C’est dans L’essayeur, en 1616, un chef-d’œuvre de l’art polémique, qu’il développe une réflexion sur l’écriture mathématique du livre de l’univers. Ainsi, on peut sans nul doute avancer qu’avec Galilée naît une nouvelle science expérimentale, inséparable d’une culture qui se nourrit aussi bien de la littérature (il a clairement pris parti dans la controverse opposant l’Arioste et Le Tasse), de la peinture que de la musique.

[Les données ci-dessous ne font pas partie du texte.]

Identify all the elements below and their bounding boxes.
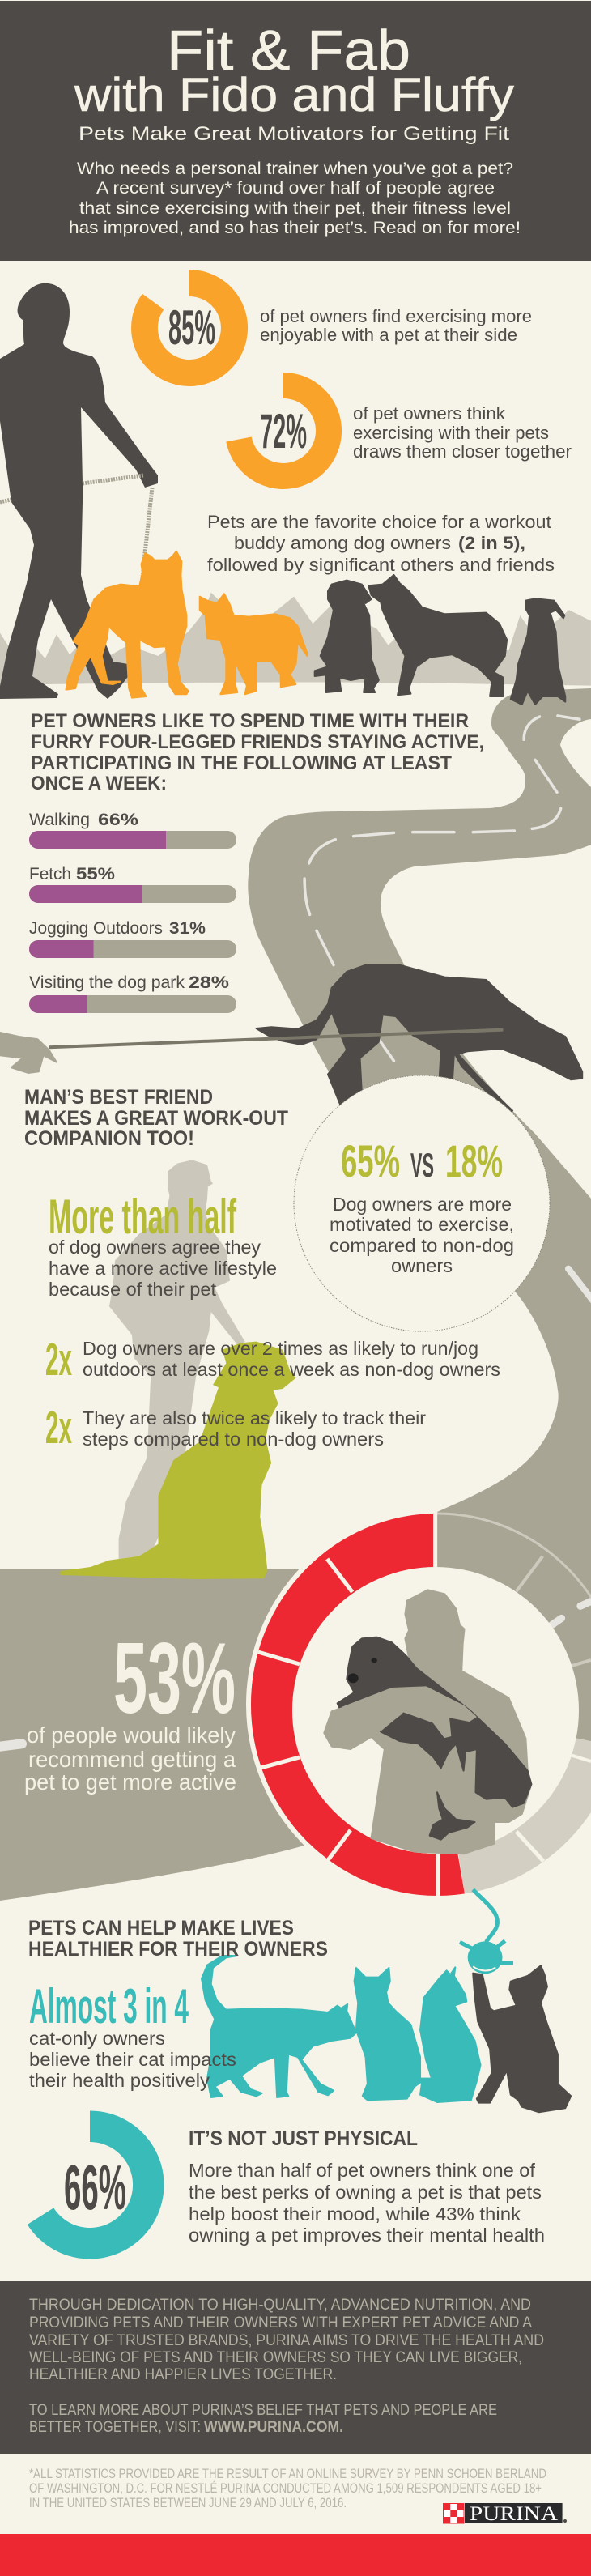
ring: red share xyxy=(251,1514,465,1896)
man walking dogs silhouette xyxy=(0,283,158,699)
stat: 53%: recommend getting a xyxy=(28,1747,236,1772)
leash to orange dog xyxy=(0,475,152,587)
subtitle: Pets Make Great Motivators for Getting Fit xyxy=(79,123,509,145)
stat text: 72%: draws them closer together xyxy=(353,441,572,462)
text: it's not just physical xyxy=(189,2127,545,2246)
stat: 2x run/jog: 2x xyxy=(45,1334,72,1386)
leash xyxy=(49,1030,503,1047)
65% vs 18%: 65% xyxy=(341,1135,400,1186)
stat: 53% xyxy=(24,1623,236,1795)
heading: pet owners: PET OWNERS LIKE TO SPEND TIME WITH THEIR xyxy=(31,710,469,732)
stat text: 85%: of pet owners find exercising more xyxy=(260,306,532,326)
donut: 66% xyxy=(28,2110,164,2259)
title xyxy=(74,19,514,121)
stat: almost 3 in 4: Almost 3 in 4 xyxy=(29,1979,189,2033)
footnote: IN THE UNITED STATES BETWEEN JUNE 29 AND JULY 6, 2016. xyxy=(29,2496,347,2510)
text: it's not just physical: More than half of pet owners think one of xyxy=(189,2160,536,2181)
heading: man's best friend: MAKES A GREAT WORK-OUT xyxy=(24,1107,288,1130)
ring: inner circle xyxy=(292,1567,579,1854)
stat: 2x track steps: They are also twice as likely to track their xyxy=(83,1407,426,1429)
title: with Fido and Fluffy xyxy=(74,69,514,121)
bar: fetch: Fetch xyxy=(29,865,71,884)
stat: 2x track steps: steps compared to non-dog owners xyxy=(83,1429,384,1450)
heading: healthier lives: PETS CAN HELP MAKE LIVES xyxy=(28,1917,294,1939)
callout text: motivated to exercise, xyxy=(330,1214,514,1235)
bar: dog park: 28% xyxy=(189,973,229,992)
purina logo xyxy=(444,2503,567,2525)
heading: man's best friend xyxy=(24,1086,288,1150)
stat: more than half: More than half xyxy=(49,1190,237,1244)
intro paragraph: Who needs a personal trainer when you’ve got a pet? xyxy=(77,160,513,178)
purina statement: WELL-BEING OF PETS AND THEIR OWNERS SO THEY CAN LIVE BIGGER, xyxy=(29,2349,522,2366)
callout text: Dog owners are more xyxy=(333,1194,512,1215)
text: it's not just physical: IT’S NOT JUST PHYSICAL xyxy=(189,2127,418,2150)
stat: 53%: pet to get more active xyxy=(24,1769,236,1795)
purina statement: VARIETY OF TRUSTED BRANDS, PURINA AIMS TO DRIVE THE HEALTH AND xyxy=(29,2332,544,2349)
playing cat xyxy=(473,1965,571,2112)
stat: 2x run/jog: Dog owners are over 2 times as likely to run/jog xyxy=(83,1338,478,1359)
ring: cream outline xyxy=(246,1569,309,1846)
ring chart: 53% xyxy=(249,1511,591,1898)
workout buddy text xyxy=(207,512,555,575)
bar: walking xyxy=(29,811,236,849)
bar: jogging xyxy=(29,919,236,958)
man hugging dog xyxy=(324,1590,531,1854)
heading: pet owners: PARTICIPATING IN THE FOLLOWING AT LEAST xyxy=(31,752,452,774)
header panel xyxy=(0,1,591,261)
stat: almost 3 in 4 xyxy=(29,1979,236,2091)
callout text xyxy=(330,1194,514,1276)
workout buddy text: buddy among dog owners xyxy=(234,533,451,553)
bar: walking: Walking xyxy=(29,811,90,829)
stat: more than half: of dog owners agree they xyxy=(49,1237,261,1258)
sitting cats xyxy=(355,1967,481,2102)
bar: fetch: 55% xyxy=(76,865,115,884)
bar: fetch xyxy=(29,865,236,903)
red footer band xyxy=(0,2534,591,2576)
text: it's not just physical: the best perks of owning a pet is that pets xyxy=(189,2182,542,2203)
heading: pet owners: ONCE A WEEK: xyxy=(31,773,167,794)
hand xyxy=(0,1033,57,1073)
dark footer panel xyxy=(0,2281,591,2454)
donut: 72% xyxy=(226,373,342,489)
purina logo: PURINA xyxy=(470,2503,558,2525)
intro paragraph: has improved, and so has their pet’s. Read on for more! xyxy=(69,219,521,237)
heading: healthier lives: HEALTHIER FOR THEIR OWNERS xyxy=(28,1938,328,1961)
workout buddy text: (2 in 5), xyxy=(458,533,525,553)
stat: 2x track steps: 2x xyxy=(45,1402,72,1454)
stat: 53%: 53% xyxy=(113,1623,236,1735)
bar: walking: 66% xyxy=(98,811,138,829)
man standing silhouette xyxy=(109,1160,245,1559)
65% vs 18% xyxy=(341,1135,503,1186)
donut: 85% xyxy=(131,270,248,386)
cats and toy xyxy=(202,1889,571,2112)
learn more: TO LEARN MORE ABOUT PURINA’S BELIEF THAT PETS AND PEOPLE ARE xyxy=(29,2402,497,2419)
group of dogs xyxy=(66,551,565,705)
learn more xyxy=(29,2402,497,2436)
heading: healthier lives xyxy=(28,1917,328,1961)
stat: almost 3 in 4: believe their cat impacts xyxy=(29,2049,236,2070)
purina statement xyxy=(29,2297,544,2383)
stat text: 85% xyxy=(260,306,532,345)
intro paragraph: A recent survey* found over half of people agree xyxy=(96,179,495,198)
stat text: 72%: of pet owners think xyxy=(353,403,506,424)
stat: more than half xyxy=(49,1190,277,1300)
stat: 2x run/jog: outdoors at least once a week as non-dog owners xyxy=(83,1359,500,1380)
donut: 72%: 72% xyxy=(260,404,307,458)
purina statement: THROUGH DEDICATION TO HIGH-QUALITY, ADVANCED NUTRITION, AND xyxy=(29,2297,531,2314)
heading: man's best friend: MAN’S BEST FRIEND xyxy=(24,1086,213,1109)
bar: dog park xyxy=(29,973,236,1013)
dotted circle callout xyxy=(294,1075,550,1331)
text: it's not just physical: owning a pet improves their mental health xyxy=(189,2225,545,2246)
heading: pet owners: FURRY FOUR-LEGGED FRIENDS STAYING ACTIVE, xyxy=(31,731,484,753)
purina statement: PROVIDING PETS AND THEIR OWNERS WITH EXPERT PET ADVICE AND A xyxy=(29,2314,532,2331)
workout buddy text: Pets are the favorite choice for a workout xyxy=(207,512,551,532)
ring: segment gaps xyxy=(258,1512,591,1897)
donut: 66%: 66% xyxy=(64,2152,126,2223)
heading: man's best friend: COMPANION TOO! xyxy=(24,1127,194,1150)
footnote xyxy=(29,2467,546,2510)
bar: dog park: Visiting the dog park xyxy=(29,973,185,992)
green dog silhouette xyxy=(60,1342,296,1579)
65% vs 18%: VS xyxy=(410,1146,434,1184)
road xyxy=(0,688,591,1901)
title: Fit & Fab xyxy=(167,19,410,82)
stat: almost 3 in 4: their health positively xyxy=(29,2070,210,2091)
bar: jogging: Jogging Outdoors xyxy=(29,919,163,938)
intro paragraph: that since exercising with their pet, their fitness level xyxy=(79,199,511,218)
toy string xyxy=(473,1889,497,1942)
purina statement: HEALTHIER AND HAPPIER LIVES TOGETHER. xyxy=(29,2366,337,2383)
callout text: compared to non-dog xyxy=(330,1235,514,1256)
callout text: owners xyxy=(391,1255,453,1276)
bar chart: weekly activities xyxy=(29,811,236,1013)
stat: more than half: have a more active lifestyle xyxy=(49,1258,277,1279)
stat text: 72% xyxy=(353,403,572,462)
stat: almost 3 in 4: cat-only owners xyxy=(29,2028,165,2049)
bar: jogging: 31% xyxy=(169,919,206,938)
walking cat xyxy=(202,1956,356,2097)
stat text: 85%: enjoyable with a pet at their side xyxy=(260,325,517,345)
toy ball xyxy=(460,1941,513,1974)
mountains xyxy=(0,593,591,688)
stat: 2x run/jog xyxy=(45,1334,500,1386)
road centre line dashes xyxy=(0,716,591,1747)
ring: light remainder xyxy=(458,1738,591,1893)
dog on leash xyxy=(0,965,582,1113)
heading: pet owners xyxy=(31,710,484,794)
stat text: 72%: exercising with their pets xyxy=(353,423,549,443)
workout buddy text: followed by significant others and friends xyxy=(207,555,555,575)
stat: 53%: of people would likely xyxy=(27,1722,236,1748)
learn more: BETTER TOGETHER, VISIT: xyxy=(29,2419,201,2436)
stat: 2x track steps xyxy=(45,1402,426,1454)
donut: 85%: 85% xyxy=(168,300,215,355)
text: it's not just physical: help boost their mood, while 43% think xyxy=(189,2203,521,2225)
stat: more than half: because of their pet xyxy=(49,1279,217,1300)
intro paragraph xyxy=(69,160,521,237)
65% vs 18%: 18% xyxy=(445,1135,503,1186)
learn more: WWW.PURINA.COM. xyxy=(204,2419,343,2436)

La deuxième raison qui explique la place qu’on lui accorde, d’une grande importance institutionnelle, tient au combat qui a opposé Galilée à l’Église catholique. Il a tenté, dans un premier temps, et de bonne foi, de convaincre les théologiens qu’on ne pouvait pas prendre la Bible au pied de la lettre pour comprendre la nature. Notamment, il voulait démontrer que les textes sacrés n’expliquaient en rien que le Soleil tournait autour de la Terre. Fatale erreur, comme ont dit bien des commentateurs, inconscience, naïveté ou suffisance, selon les interprétations : les théologiens de Rome n’avaient aucune envie de s’en laisser imposer et de voir les dogmes remis en question par un « amateur ». En 1616, la doctrine de Copernic est formellement interdite et le cardinal Bellarmin (celui-là même qui a condamné Bruno 16 ans plus tôt) en instruit Galilée personnellement. Mais en 1623, le cardinal Barberini, un ami du physicien, devient pape sous le nom d’Urbain VIII. Dès lors, Galilée (et ses amis) croit à un assouplissement de la loi. C’est dans ce contexte qu’il fait paraître, après plusieurs années de travail, le Dialogue sur les deux grands systèmes du monde, rapidement reçu comme une attaque contre le système aristotélicien et ptoléméique. Il doit se rendre à Rome pour subir un procès et se voit condamner à abjurer (mais la phrase « et pourtant, elle tourne » qu’il aurait prononcée à ce moment est apocryphe et fait partie de la légende). Dès lors, les scientifiques européens font attention, partant du principe que si l’Église a osé attaquer Galilée, personne n’est à l’abri. La science ne sera plus la même.
Comment doit-on évaluer l’abjuration de Galilée? Là aussi, les interprétations ne manquent pas. En résidence surveillée pendant les dernières années de sa vie, près de Florence, il aura eu le temps d’écrire un autre livre considéré par plusieurs comme son plus important sur le plan scientifique, les Discorsi sur les mathématiques, avant de mourir, aveugle – ironie pour celui qui a tant fait pour qu’on voie les étoiles – en 1642. Si par orgueil ou par principe il avait refusé d’abjurer, il n’aurait pas pu écrire ce livre.
Encore aujourd’hui, l’Église catholique reste réticente devant cet épisode. Bien que, dans une déclaration solennelle dans le cadre du 350e anniversaire du procès, Jean-Paul II ait donné raison à Galilée (chacun sera heureux d’apprendre que pour le Vatican la Terre tourne autour du Soleil), il lui a quand même reproché de ne pas avoir écouté Bellarmin. Autrement dit, il avait raison, mais aurait dû se taire, même si l’Église avait tort. Inutile de préciser que le débat est loin d’être terminé.